Already, Americans' belief that they are humanity's natural future has divided the world, as viewed from Washington and New York, into two camps. On the side of angels are all the peoples who are rapidly and inevitable becoming us: the Europeans, the Koreans and Japanese, the Chinese if we can manage a decade of free trade with them, and the Indians if they don't descend into subcontinental civil war. We blink over the battles that America's soft-power empire is already stirring in those places, and the stern nationalism that is rising in some of them.

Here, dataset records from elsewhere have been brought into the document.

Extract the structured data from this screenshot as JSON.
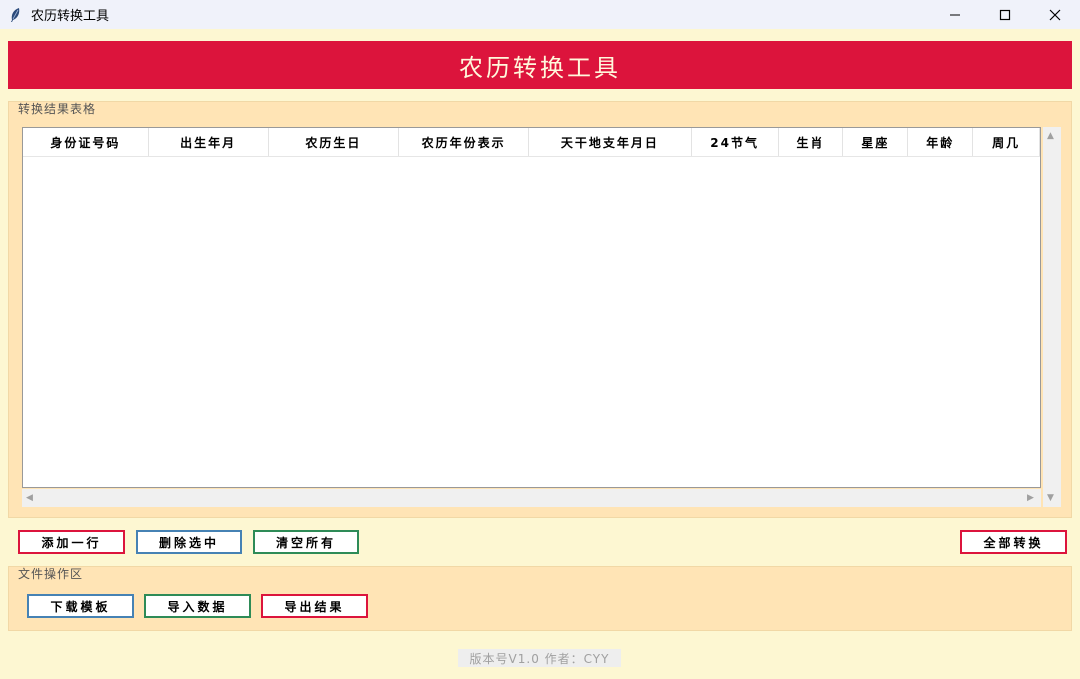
{
  "window": {
    "title": "农历转换工具",
    "controls": [
      "minimize-icon",
      "maximize-icon",
      "close-icon"
    ]
  },
  "banner": {
    "title": "农历转换工具"
  },
  "table_section": {
    "label": "转换结果表格",
    "columns": [
      "身份证号码",
      "出生年月",
      "农历生日",
      "农历年份表示",
      "天干地支年月日",
      "24节气",
      "生肖",
      "星座",
      "年龄",
      "周几"
    ],
    "rows": []
  },
  "actions": {
    "add_row": "添加一行",
    "delete_selected": "删除选中",
    "clear_all": "清空所有",
    "convert_all": "全部转换"
  },
  "file_section": {
    "label": "文件操作区",
    "download_template": "下载模板",
    "import_data": "导入数据",
    "export_results": "导出结果"
  },
  "footer": {
    "version_text": "版本号V1.0  作者：CYY"
  },
  "colors": {
    "banner_bg": "#dc143c",
    "banner_text": "#fff8dc",
    "window_bg": "#fdf7d2",
    "frame_bg": "#ffe4b5",
    "btn_red": "#dc143c",
    "btn_blue": "#4682b4",
    "btn_green": "#2e8b57"
  }
}
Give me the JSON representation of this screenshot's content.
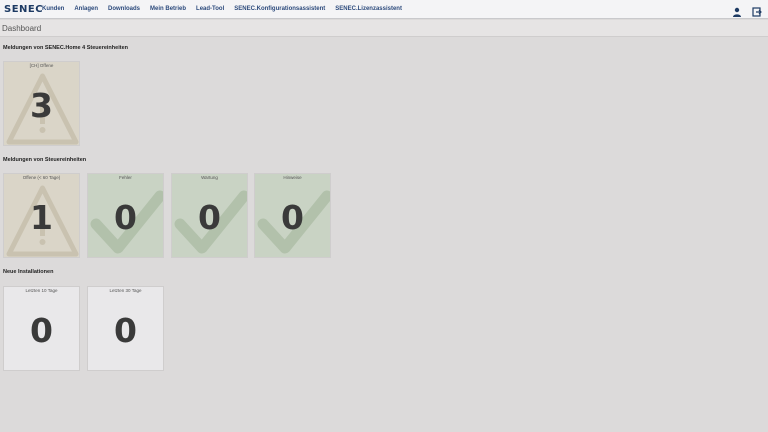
{
  "navbar": {
    "logo": "SENEC",
    "items": [
      "Kunden",
      "Anlagen",
      "Downloads",
      "Mein Betrieb",
      "Lead-Tool",
      "SENEC.Konfigurationsassistent",
      "SENEC.Lizenzassistent"
    ],
    "icons": [
      "user-icon",
      "logout-icon"
    ]
  },
  "page": {
    "title": "Dashboard"
  },
  "sections": [
    {
      "title": "Meldungen von SENEC.Home 4 Steuereinheiten",
      "tiles": [
        {
          "label": "[CH] Offene",
          "value": "3",
          "status": "warning"
        }
      ]
    },
    {
      "title": "Meldungen von Steuereinheiten",
      "tiles": [
        {
          "label": "Offene (< 60 Tage)",
          "value": "1",
          "status": "warning"
        },
        {
          "label": "Fehler",
          "value": "0",
          "status": "ok"
        },
        {
          "label": "Wartung",
          "value": "0",
          "status": "ok"
        },
        {
          "label": "Hinweise",
          "value": "0",
          "status": "ok"
        }
      ]
    },
    {
      "title": "Neue Installationen",
      "tiles": [
        {
          "label": "Letzten 10 Tage",
          "value": "0",
          "status": "neutral"
        },
        {
          "label": "Letzten 30 Tage",
          "value": "0",
          "status": "neutral"
        }
      ]
    }
  ],
  "colors": {
    "warning_tile": "#dad5c8",
    "ok_tile": "#c9d3c4",
    "neutral_tile": "#e9e8ea",
    "nav_text": "#2c4a7c"
  }
}
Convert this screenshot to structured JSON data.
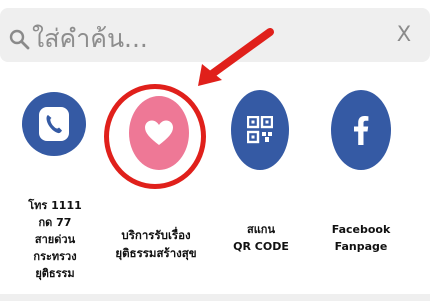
{
  "search": {
    "placeholder": "ใส่คำค้น...",
    "clear_label": "X"
  },
  "services": [
    {
      "label_lines": [
        "โทร 1111",
        "กด 77",
        "สายด่วน",
        "กระทรวง",
        "ยุติธรรม"
      ],
      "icon": "phone-icon",
      "color": "#355aa4"
    },
    {
      "label_lines": [
        "บริการรับเรื่อง",
        "ยุติธรรมสร้างสุข"
      ],
      "icon": "heart-icon",
      "color": "#ee7896"
    },
    {
      "label_lines": [
        "สแกน",
        "QR CODE"
      ],
      "icon": "qr-code-icon",
      "color": "#355aa4"
    },
    {
      "label_lines": [
        "Facebook",
        "Fanpage"
      ],
      "icon": "facebook-icon",
      "color": "#355aa4"
    }
  ],
  "colors": {
    "highlight": "#e0201b",
    "search_background": "#efefef"
  }
}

On the other side are the barbarians: those whose violence and seeming indifference to our charms puts them outside the scope of ordinary moral concern. The slaughters of sub-Saharan Africa and the jihad of militant Islam seem so far from the American idyll that we make sense of them by believing them entirely different from us. We cannot reason with them, because we speak a language of pragmatism guided by principle, while they operate on primitive or violent appetites. They only understand violence. If we approach them too closely, they will destroy us. We have joined our imperial predecessors in believing that humanity is divided between those whose destiny is to join us and those who reason only by the sword. One half of the world has nearly become what we are; the other has no hope of joining us, and so we can make no moral sense of it.

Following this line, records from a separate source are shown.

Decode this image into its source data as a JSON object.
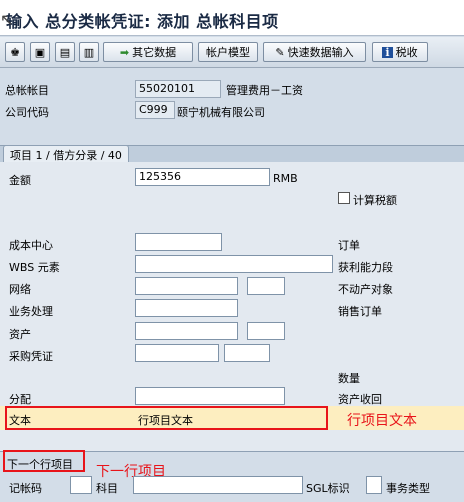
{
  "window": {
    "title": "输入 总分类帐凭证: 添加 总帐科目项"
  },
  "toolbar": {
    "buttons": [
      {
        "icon": "♚",
        "label": ""
      },
      {
        "icon": "▣",
        "label": ""
      },
      {
        "icon": "▤",
        "label": ""
      },
      {
        "icon": "▥",
        "label": ""
      },
      {
        "icon": "➡",
        "label": "其它数据"
      },
      {
        "icon": "",
        "label": "帐户模型"
      },
      {
        "icon": "✎",
        "label": "快速数据输入"
      },
      {
        "icon": "i",
        "label": "税收"
      }
    ]
  },
  "header": {
    "gl_account_label": "总帐帐目",
    "gl_account_value": "55020101",
    "gl_account_desc": "管理费用－工资",
    "company_code_label": "公司代码",
    "company_code_value": "C999",
    "company_code_desc": "颐宁机械有限公司"
  },
  "item": {
    "tab_label": "项目 1 / 借方分录 / 40",
    "amount_label": "金额",
    "amount_value": "125356",
    "currency": "RMB",
    "calc_tax_label": "计算税额",
    "cost_center_label": "成本中心",
    "wbs_label": "WBS 元素",
    "network_label": "网络",
    "business_process_label": "业务处理",
    "asset_label": "资产",
    "purchase_doc_label": "采购凭证",
    "assignment_label": "分配",
    "text_label": "文本",
    "text_value": "行项目文本",
    "sales_order_label": "订单",
    "profit_segment_label": "获利能力段",
    "real_estate_label": "不动产对象",
    "sales_doc_label": "销售订单",
    "quantity_label": "数量",
    "asset_retirement_label": "资产收回"
  },
  "annotations": {
    "text_anno": "行项目文本",
    "next_anno": "下一行项目",
    "color": "#e8141a"
  },
  "next_item": {
    "section_label": "下一个行项目",
    "posting_key_label": "记帐码",
    "account_label": "科目",
    "sgl_label": "SGL标识",
    "transaction_type_label": "事务类型"
  }
}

So, paradoxically, for Americans to admit our imperial status would be a humbling act. It would wrench us from our complacent idea that we were born the universal people, and open our eyes to all the ways that we are instead making ourselves into an imperial nation. We might then see some of the complexity and danger that our time brings. We might admit the ambiguous and traumatic character of the cultural change that is taking place everywhere. The longer we remain invisible to ourselves, the greater the chance that our empire will be judged one of history's crimes. For false innocence is a crime, and invisibility is no excuse.